Centrale Raad van Beroep

Datum uitspraak
31 januari 2014
Publicatiedatum
7 februari 2014
Zaaknummer
10-4829 WAO
Instantie
Centrale Raad van Beroep
Type
Uitspraak
Rechtsgebied
Bestuursrecht; Socialezekerheidsrecht
Procedures
  • Hoger beroep
Rechters
Vindplaatsen
  • Rechtspraak.nl
AI samenvatting door LexboostAutomatisch gegenereerd

Afwijzing verzoek tot herziening WAO-uitkering en schadevergoeding wegens overschrijding redelijke termijn

In deze zaak heeft de Centrale Raad van Beroep op 31 januari 2014 uitspraak gedaan in hoger beroep tegen een eerdere beslissing van de rechtbank Arnhem. Appellant, vertegenwoordigd door mr. drs. J.G.C. van Schaik, had verzocht om herziening van een eerder besluit van het Uitvoeringsinstituut werknemersverzekeringen (Uwv) dat zijn aanvraag voor een WAO-uitkering had afgewezen. Appellant stelde dat er nieuwe feiten waren, namelijk een notitie van radioloog C.B. Holland, die zijn eerdere klachten zou onderbouwen. Het Uwv had echter geweigerd om het besluit te herzien, en de rechtbank had dit standpunt bevestigd.
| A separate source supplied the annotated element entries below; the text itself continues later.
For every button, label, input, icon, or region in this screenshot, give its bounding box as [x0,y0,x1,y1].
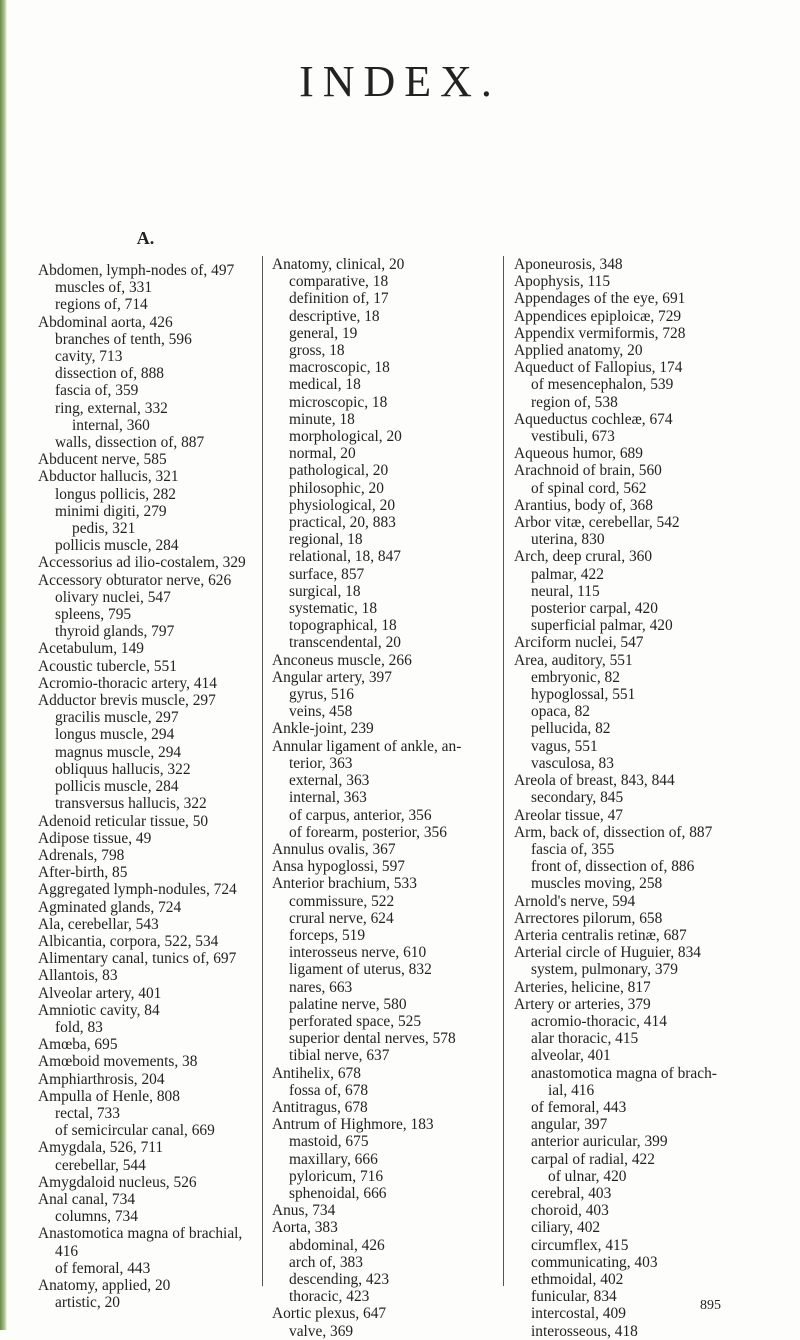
index-entry: alveolar, 401 [531,1047,611,1065]
index-entry: Areola of breast, 843, 844 [514,772,675,790]
index-entry: uterina, 830 [531,531,605,549]
index-entry: cerebellar, 544 [55,1156,146,1174]
index-entry: fascia of, 359 [55,382,139,400]
index-entry: Aggregated lymph-nodules, 724 [38,881,237,899]
index-entry: pollicis muscle, 284 [55,537,179,555]
index-entry: intercostal, 409 [531,1305,626,1323]
index-entry: fossa of, 678 [289,1081,369,1099]
index-entry: nares, 663 [289,978,353,996]
index-entry: Adipose tissue, 49 [38,829,152,847]
index-entry: spleens, 795 [55,606,132,624]
index-entry: Arciform nuclei, 547 [514,634,644,652]
index-entry: pellucida, 82 [531,720,611,738]
index-entry: anterior auricular, 399 [531,1133,668,1151]
index-entry: Angular artery, 397 [272,668,392,686]
index-entry: front of, dissection of, 886 [531,858,695,876]
index-entry: commissure, 522 [289,892,395,910]
index-entry: Adrenals, 798 [38,846,125,864]
index-entry: Anus, 734 [272,1202,336,1220]
index-entry: Amygdaloid nucleus, 526 [38,1173,197,1191]
index-entry: branches of tenth, 596 [55,330,192,348]
index-entry: artistic, 20 [55,1294,120,1312]
index-entry: descriptive, 18 [289,307,380,325]
index-entry: Anatomy, clinical, 20 [272,256,405,273]
index-entry: Annular ligament of ankle, an- [272,737,462,755]
index-entry: interosseous, 418 [531,1322,638,1340]
index-entry: macroscopic, 18 [289,359,390,377]
index-entry: Arm, back of, dissection of, 887 [514,823,713,841]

De Raad oordeelde dat er weliswaar sprake was van een nieuw feit, maar dat dit niet leidde tot een ander besluit. De Raad heeft ook het verzoek van appellant om schadevergoeding wegens overschrijding van de redelijke termijn in behandeling genomen. De Raad concludeerde dat de procedure langer had geduurd dan redelijk was, en besloot het onderzoek te heropenen om te beslissen over de schadevergoeding. De uitspraak bevestigde de eerdere beslissing van de rechtbank en merkte de Staat der Nederlanden aan als partij in de heropening van de procedure.

De uitspraak benadrukt de noodzaak van een zorgvuldige behandeling van verzoeken om herziening en de waarborging van de redelijke termijn in bestuursprocedures. De Raad heeft geen proceskostenveroordeling opgelegd, wat gebruikelijk is in dergelijke zaken.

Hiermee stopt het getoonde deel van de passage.